SCOTLAND'S groundbreaking ban on smoking in public places of March 2006 has probably done more to boost public health than any other piece of legislation passed by the Scottish Parliament.
The number of people being taken to hospital with heart attacks dropped by 17% in the year following its introduction while the number of children admitted to hospital with asthma fell by 15% in the three years to 2009.
Since then, smoking has become increasingly marginalised as a lifestyle choice in Scotland. Last month, the Scottish Government announced it wanted to keep up the pressure by setting a target of reducing the number of smokers from the current 23% of the population to less than 5% by 2034, at which point Scotland would be designated as tobacco-free.
So the ban that comes into force today on cigarette vending machines and the open display of tobacco products in large shops is timely and welcome. It is paradoxical that vending machines should have survived for so long in a climate of increased anxiety about underage smoking. As for hiding cigarettes from customers' view, that can only help former smokers avoid temptation, not to mention hasten the end of a decades-long culture in Scotland in which buying cigarettes was as normal as buying bread or coffee.

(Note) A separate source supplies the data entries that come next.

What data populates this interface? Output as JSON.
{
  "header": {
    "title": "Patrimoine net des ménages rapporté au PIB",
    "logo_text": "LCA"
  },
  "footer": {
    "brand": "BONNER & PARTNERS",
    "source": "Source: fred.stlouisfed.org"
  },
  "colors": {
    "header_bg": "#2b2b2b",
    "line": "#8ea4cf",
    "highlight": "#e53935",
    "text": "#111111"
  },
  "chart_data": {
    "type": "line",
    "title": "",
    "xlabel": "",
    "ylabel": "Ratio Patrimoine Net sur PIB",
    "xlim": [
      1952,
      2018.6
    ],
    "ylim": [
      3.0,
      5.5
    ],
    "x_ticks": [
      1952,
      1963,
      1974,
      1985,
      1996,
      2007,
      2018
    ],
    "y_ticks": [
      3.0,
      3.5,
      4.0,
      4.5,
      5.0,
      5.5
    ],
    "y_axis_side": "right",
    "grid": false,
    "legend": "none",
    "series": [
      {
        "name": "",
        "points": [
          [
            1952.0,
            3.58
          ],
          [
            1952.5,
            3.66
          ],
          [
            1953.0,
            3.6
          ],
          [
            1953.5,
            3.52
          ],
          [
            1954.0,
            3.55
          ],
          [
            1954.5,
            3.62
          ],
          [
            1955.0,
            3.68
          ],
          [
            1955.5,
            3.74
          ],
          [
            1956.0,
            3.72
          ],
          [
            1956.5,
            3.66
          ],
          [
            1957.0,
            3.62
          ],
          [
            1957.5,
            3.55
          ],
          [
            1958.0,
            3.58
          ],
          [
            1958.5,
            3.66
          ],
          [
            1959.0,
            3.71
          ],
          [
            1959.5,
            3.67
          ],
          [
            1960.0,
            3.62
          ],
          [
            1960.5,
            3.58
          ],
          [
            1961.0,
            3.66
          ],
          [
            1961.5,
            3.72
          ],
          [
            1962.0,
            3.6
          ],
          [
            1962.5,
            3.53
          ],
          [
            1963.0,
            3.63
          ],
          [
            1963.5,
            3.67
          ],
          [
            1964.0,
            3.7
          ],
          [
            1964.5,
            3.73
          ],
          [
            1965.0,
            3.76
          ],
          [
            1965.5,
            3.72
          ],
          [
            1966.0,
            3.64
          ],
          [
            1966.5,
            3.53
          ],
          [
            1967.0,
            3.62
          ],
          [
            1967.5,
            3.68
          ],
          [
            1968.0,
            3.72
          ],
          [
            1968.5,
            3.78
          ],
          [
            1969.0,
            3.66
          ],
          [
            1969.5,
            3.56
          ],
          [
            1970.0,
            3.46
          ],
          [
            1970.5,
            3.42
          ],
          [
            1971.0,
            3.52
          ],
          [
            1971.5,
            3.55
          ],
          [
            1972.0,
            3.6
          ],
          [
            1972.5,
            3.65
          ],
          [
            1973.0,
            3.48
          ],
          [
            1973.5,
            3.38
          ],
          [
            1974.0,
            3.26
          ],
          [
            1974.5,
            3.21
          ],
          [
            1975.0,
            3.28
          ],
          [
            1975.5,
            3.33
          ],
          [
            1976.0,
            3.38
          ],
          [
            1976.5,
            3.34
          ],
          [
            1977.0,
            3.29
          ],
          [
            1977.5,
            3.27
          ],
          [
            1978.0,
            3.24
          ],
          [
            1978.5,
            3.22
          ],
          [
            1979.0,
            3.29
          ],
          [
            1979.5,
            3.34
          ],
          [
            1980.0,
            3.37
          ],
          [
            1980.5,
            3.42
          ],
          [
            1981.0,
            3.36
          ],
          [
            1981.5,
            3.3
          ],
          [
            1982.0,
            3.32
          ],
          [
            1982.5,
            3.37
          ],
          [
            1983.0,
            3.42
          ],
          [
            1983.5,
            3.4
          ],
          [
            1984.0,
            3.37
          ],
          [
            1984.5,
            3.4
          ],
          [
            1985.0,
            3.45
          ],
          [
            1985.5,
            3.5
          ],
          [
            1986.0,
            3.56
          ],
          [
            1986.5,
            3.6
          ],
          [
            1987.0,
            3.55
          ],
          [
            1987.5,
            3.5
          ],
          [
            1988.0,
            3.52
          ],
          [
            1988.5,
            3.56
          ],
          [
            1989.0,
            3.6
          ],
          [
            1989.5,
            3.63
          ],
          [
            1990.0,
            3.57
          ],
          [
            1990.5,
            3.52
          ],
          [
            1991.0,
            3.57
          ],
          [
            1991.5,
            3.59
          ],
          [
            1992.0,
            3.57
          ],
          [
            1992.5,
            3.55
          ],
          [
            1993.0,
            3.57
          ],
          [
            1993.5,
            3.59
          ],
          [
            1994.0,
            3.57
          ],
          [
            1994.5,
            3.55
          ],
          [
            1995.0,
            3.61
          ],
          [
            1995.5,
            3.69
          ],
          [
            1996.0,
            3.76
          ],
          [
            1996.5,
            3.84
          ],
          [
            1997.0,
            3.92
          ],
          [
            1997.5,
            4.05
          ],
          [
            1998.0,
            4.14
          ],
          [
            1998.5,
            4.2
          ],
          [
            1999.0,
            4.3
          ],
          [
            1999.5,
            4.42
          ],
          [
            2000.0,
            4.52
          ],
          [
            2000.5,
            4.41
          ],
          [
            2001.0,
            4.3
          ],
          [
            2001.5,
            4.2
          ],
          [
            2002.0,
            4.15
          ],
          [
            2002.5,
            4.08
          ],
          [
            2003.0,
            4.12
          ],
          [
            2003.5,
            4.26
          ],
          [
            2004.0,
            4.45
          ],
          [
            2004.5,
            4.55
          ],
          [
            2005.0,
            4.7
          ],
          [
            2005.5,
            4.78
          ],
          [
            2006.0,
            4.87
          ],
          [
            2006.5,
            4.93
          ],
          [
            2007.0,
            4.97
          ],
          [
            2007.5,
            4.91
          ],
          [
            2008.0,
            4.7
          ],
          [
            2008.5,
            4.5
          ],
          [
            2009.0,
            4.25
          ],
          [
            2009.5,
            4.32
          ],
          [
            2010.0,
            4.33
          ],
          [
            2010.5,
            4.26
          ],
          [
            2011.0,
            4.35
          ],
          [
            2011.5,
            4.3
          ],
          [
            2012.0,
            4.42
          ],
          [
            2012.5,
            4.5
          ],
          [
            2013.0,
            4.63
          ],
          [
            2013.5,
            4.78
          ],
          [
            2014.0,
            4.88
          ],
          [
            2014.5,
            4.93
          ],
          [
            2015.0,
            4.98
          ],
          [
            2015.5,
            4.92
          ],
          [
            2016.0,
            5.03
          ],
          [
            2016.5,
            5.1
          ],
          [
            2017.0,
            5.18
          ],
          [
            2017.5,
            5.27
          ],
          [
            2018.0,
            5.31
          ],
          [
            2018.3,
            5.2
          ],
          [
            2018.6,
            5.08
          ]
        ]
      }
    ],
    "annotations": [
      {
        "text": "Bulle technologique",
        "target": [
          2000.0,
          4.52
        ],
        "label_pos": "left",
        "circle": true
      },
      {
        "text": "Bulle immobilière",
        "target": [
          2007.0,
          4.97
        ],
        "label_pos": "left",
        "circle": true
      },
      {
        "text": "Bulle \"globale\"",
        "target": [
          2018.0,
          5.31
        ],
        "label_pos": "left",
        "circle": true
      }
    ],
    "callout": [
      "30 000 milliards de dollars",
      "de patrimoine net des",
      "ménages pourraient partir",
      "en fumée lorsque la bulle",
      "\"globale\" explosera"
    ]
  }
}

Tobacco companies oppose the change, naturally, just as they oppose the introduction of standardised packaging for tobacco products, but both are essential. Just because cigarettes are no longer to be on display – and they will have to be hidden from view in smaller shops as well as large ones within two years – the cachet attached to certain brands of cigarettes will not diminish until the packaging, and indeed the design of cigarettes themselves, is completely standardised.
Young women in particular have been ruthlessly targeted by cigarette companies. Certain brands use boxes blatantly designed to look like perfume packaging, complete with floral imagery. It may not matter much that cigarettes are banned from display in stores if teenagers still get a kick out of showing off their glitzy fag packets to their friends as if they were designer logos. Plain cigarette and package design will help sever the link in young women's minds between smoking and glamour. The Scottish Government has pledged to support standardised packaging and legislation cannot come soon enough.
Meanwhile, Liberal Democrat MP Jim Hume's proposed Member's Bill on banning smoking in cars carrying children is also worthy of serious consideration. Passive smoking in children can have long-term health effects and, as children typically have no say in whether others smoke around them, there are strong grounds for such a ban. Like all types of driving offence, it might prove difficult to enforce in each and every instance, but that is no reason to reject the proposal. The once-unimaginable prospect of a tobacco-free Scotland could actually be achievable if politicians can now stay the course.